R-CNN, or Region-based Convolutional Neural Network
R-CNN consist of 3 simple steps:
Scan the input image for possible objects using an algorithm called Selective Search, generating ~2000 region proposals
Run a convolutional neural net (CNN) on top of each of these region proposals
Take the output of each CNN and feed it into a) an SVM to classify the region and b) a linear regressor to tighten the bounding box of the object, if such an object exists.
Fast R-CNN:
Fast R-CNN was immediately followed R-CNN. Fast R-CNN is faster and better by the virtue of following points:
Performing feature extraction over the image before proposing regions, thus only running one CNN over the entire image instead of 2000 CNN’s over 2000 overlapping regions
Replacing the SVM with a softmax layer, thus extending the neural network for predictions instead of creating a new model.
Intuitively it makes a lot of sense to remove 2000 conv layers and instead take once Convolution and make boxes on top of that.
Faster R-CNN:
One of the drawbacks of Fast R-CNN was the slow selective search algorithm and Faster R-CNN introduced something called Region Proposal network(RPN).
Here’s is the working of the RPN:
At the last layer of an initial CNN, a 3x3 sliding window moves across the feature map and maps it to a lower dimension (e.g. 256-d) For each sliding-window location, it generates multiple possible regions based on k fixed-ratio anchor boxes (default bounding boxes)
Each region proposal consists of:
An “objectness” score for that region and
4 coordinates representing the bounding box of the region
In other words, we look at each location in our last feature map and consider k different boxes centered around it: a tall box, a wide box, a large box, etc.
For each of those boxes, we output whether or not we think it contains an object, and what the coordinates for that box are. This is what it looks like at one sliding window location:
The 2k scores represent the softmax probability of each of the k bounding boxes being on “object.” Notice that although the RPN outputs bounding box coordinates, it does not try to classify any potential objects: its sole job is still proposing object regions. If an anchor box has an “objectness” score above a certain threshold, that box’s coordinates get passed forward as a region proposal.
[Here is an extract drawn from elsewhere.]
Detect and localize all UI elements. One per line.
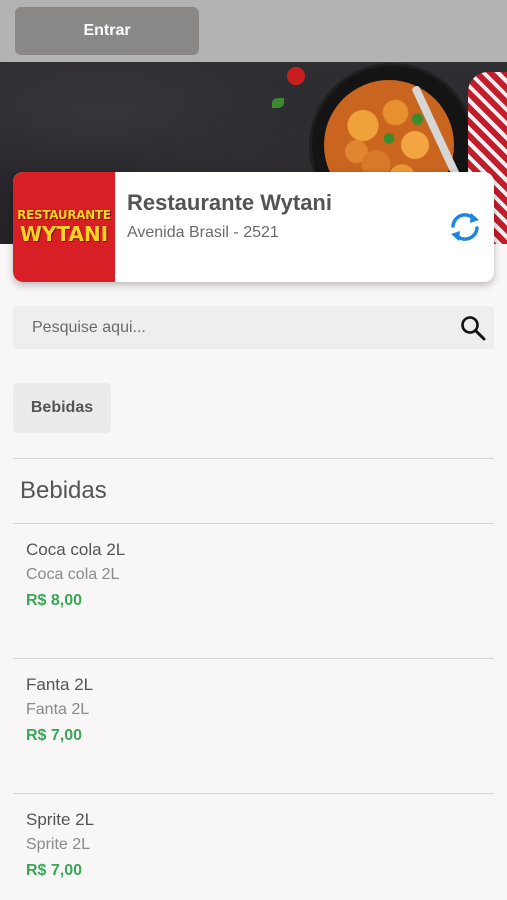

Once we have our region proposals, we feed them straight into what is essentially a Fast R-CNN. We add a pooling layer, some fully-connected layers, and finally a softmax classification layer and bounding box regressor. In a sense, Faster R-CNN = RPN + Fast R-CNN.
Linking some Tensorflow implementation:
https://github.com/smallcorgi/Faster-RCNN_TF
https://github.com/CharlesShang/FastMaskRCNN
You can find a lot of implementation of Github.
P.S. I borrowed a lot of material from Joyce Xu Medium blog.